Sottoscrivo pienamente “Non muoio neanche se mi ammazzano”. L’artcobaleno lgbt se lo tengano loro.
Chiunque sia, fin quando ci sarà un po’ di fede autentica e un po’ di coraggio nel tenerla viva e nel mostrarla non moriremo neanche se ci ammazzano.
Grazie
Andrà tutto bene per chi ha salvato la fede anche in queste difficoltà, come ha insegnato don Camillo nella sua predica durante l’alluvione. L’arcobaleno se lo tengano loro
Condivido e sottoscrivo di vero cuore. Meno male che qualcuno cerca di mantenere un po’ di normalità in tutta questa baraonda di difficoltà oggettiva ma anche di follia colletiva.
Non cadere nel pessimismo, pero’, ottimo Alessandro.
Perche’, come ci insegna l’infallibile Bibbia, quando il Buon Dio Onnipotente e’ costretto a castigare ( etimo di correggere e purificare), provoca le conversioni piu’ clamorose, anche di persone irriducibilmente reprobe e recidive nel peccato. Figuriamoci se non fa rinsavire anche il Papa e il suo cerchio magico.
Altrimenti il castigo sarebbe vano e infruttuoso, mentre invece Domineddio e’ addirittura capace di ricavare sempre il bene dal male.
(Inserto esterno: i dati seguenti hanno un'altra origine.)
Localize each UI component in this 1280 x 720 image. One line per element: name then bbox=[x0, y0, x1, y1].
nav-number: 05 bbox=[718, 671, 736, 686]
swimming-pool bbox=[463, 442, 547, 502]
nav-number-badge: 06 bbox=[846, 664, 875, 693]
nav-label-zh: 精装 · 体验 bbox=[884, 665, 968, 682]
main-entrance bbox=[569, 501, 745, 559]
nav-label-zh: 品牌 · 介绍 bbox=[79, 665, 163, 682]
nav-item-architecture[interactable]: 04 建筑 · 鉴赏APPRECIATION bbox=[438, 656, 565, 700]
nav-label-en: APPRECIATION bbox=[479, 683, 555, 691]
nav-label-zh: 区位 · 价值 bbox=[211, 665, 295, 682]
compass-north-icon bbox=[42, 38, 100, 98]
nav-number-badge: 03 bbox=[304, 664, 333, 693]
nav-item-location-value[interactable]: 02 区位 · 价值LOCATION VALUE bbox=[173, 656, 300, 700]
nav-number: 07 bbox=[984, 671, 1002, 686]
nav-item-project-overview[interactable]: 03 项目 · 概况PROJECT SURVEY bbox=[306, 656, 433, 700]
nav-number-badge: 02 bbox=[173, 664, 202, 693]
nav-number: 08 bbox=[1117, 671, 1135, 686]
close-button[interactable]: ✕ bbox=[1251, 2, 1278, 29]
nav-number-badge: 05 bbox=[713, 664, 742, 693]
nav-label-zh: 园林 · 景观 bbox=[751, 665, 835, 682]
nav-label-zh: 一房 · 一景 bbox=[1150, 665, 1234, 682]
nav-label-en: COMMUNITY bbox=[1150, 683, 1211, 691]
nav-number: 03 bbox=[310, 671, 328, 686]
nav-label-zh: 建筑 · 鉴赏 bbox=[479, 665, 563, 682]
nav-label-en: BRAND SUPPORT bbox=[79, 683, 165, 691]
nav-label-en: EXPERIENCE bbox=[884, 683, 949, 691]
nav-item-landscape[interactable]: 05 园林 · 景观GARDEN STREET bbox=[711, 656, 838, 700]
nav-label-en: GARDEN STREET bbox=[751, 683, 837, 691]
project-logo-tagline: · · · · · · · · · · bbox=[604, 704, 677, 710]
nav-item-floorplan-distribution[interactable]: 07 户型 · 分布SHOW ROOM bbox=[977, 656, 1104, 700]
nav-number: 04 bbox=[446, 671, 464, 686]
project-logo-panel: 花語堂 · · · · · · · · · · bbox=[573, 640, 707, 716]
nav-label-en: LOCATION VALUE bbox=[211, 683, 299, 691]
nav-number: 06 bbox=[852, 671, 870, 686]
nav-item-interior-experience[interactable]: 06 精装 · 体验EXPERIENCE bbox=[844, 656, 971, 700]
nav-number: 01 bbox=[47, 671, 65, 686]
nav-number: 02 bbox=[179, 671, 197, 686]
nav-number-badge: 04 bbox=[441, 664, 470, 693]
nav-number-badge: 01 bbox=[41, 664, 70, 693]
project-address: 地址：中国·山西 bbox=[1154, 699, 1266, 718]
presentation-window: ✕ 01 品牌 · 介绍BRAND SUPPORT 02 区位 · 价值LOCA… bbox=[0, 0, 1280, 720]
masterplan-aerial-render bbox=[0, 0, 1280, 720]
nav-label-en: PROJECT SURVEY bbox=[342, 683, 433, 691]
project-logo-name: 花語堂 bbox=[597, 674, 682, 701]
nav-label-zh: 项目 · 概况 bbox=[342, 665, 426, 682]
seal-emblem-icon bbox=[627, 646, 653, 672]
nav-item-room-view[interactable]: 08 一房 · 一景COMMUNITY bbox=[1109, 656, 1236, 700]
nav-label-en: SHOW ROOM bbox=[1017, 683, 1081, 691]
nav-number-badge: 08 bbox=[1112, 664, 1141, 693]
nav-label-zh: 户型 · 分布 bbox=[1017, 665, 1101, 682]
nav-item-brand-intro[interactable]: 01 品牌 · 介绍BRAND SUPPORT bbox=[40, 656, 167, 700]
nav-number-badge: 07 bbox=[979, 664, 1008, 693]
Ad maiora Alessandro e sursum corda!
Altro che pessimismo: questa è la fotografia della realtà. La speranza non ci deve mai abbandonare, ma neanche la lucidità.
L’incipit dell’articolo descrive una realtà che quasi nessuno vuol conoscere o esorcizza con le manifestazioni dai balconi, le bandiere arcobaleno. Quando si ha paura per esorcizzarla ci si autoconvince che tutto andrà bene, ma su quale base e in quali tempi? E quando si arriva alle prove generali di stato di polizia la gente si adegua perchè lo stato, moloch per eccellenza, ‘pensa alla mia salute’. Lo scenario che prefiguro non è consolante ma ancor meno consolante è, che neppure in questi frangenti, ci si affidi a Dio, si preghi, si entri nelle chiese. Ieri pomeriggio in una basilica di Milano dalle 17 alle 18 c’erano tre persone per la Via Crucis: io, mia moglie e una suora… E siamo riusciti a percorrere indenni (…) il percorso di 300 metri dalla casa alla chiesa senza avere un cane al guinzaglio… Confidiamo che il Signore ci preservi dalle delazioni…
“Introduce per via normativa lo straordinario che, fatalmente, diventerà ordinario portandosi via il poco che resta di fede e di morale, oltre che di buonsenso”. Complimenti all’autore che con questo passaggio mostra quale è il problema. Orami questo è l’andazzo della chiesa, trasformare esperimenti mal riusciti (ma persino sin troppo bene per i sovversivi) in nuove norme consolidate dalla pratica.
Poche ma sentite parole: Guareschi è sempre Guareschi. Questa sì che è roba che fa bene all’anima.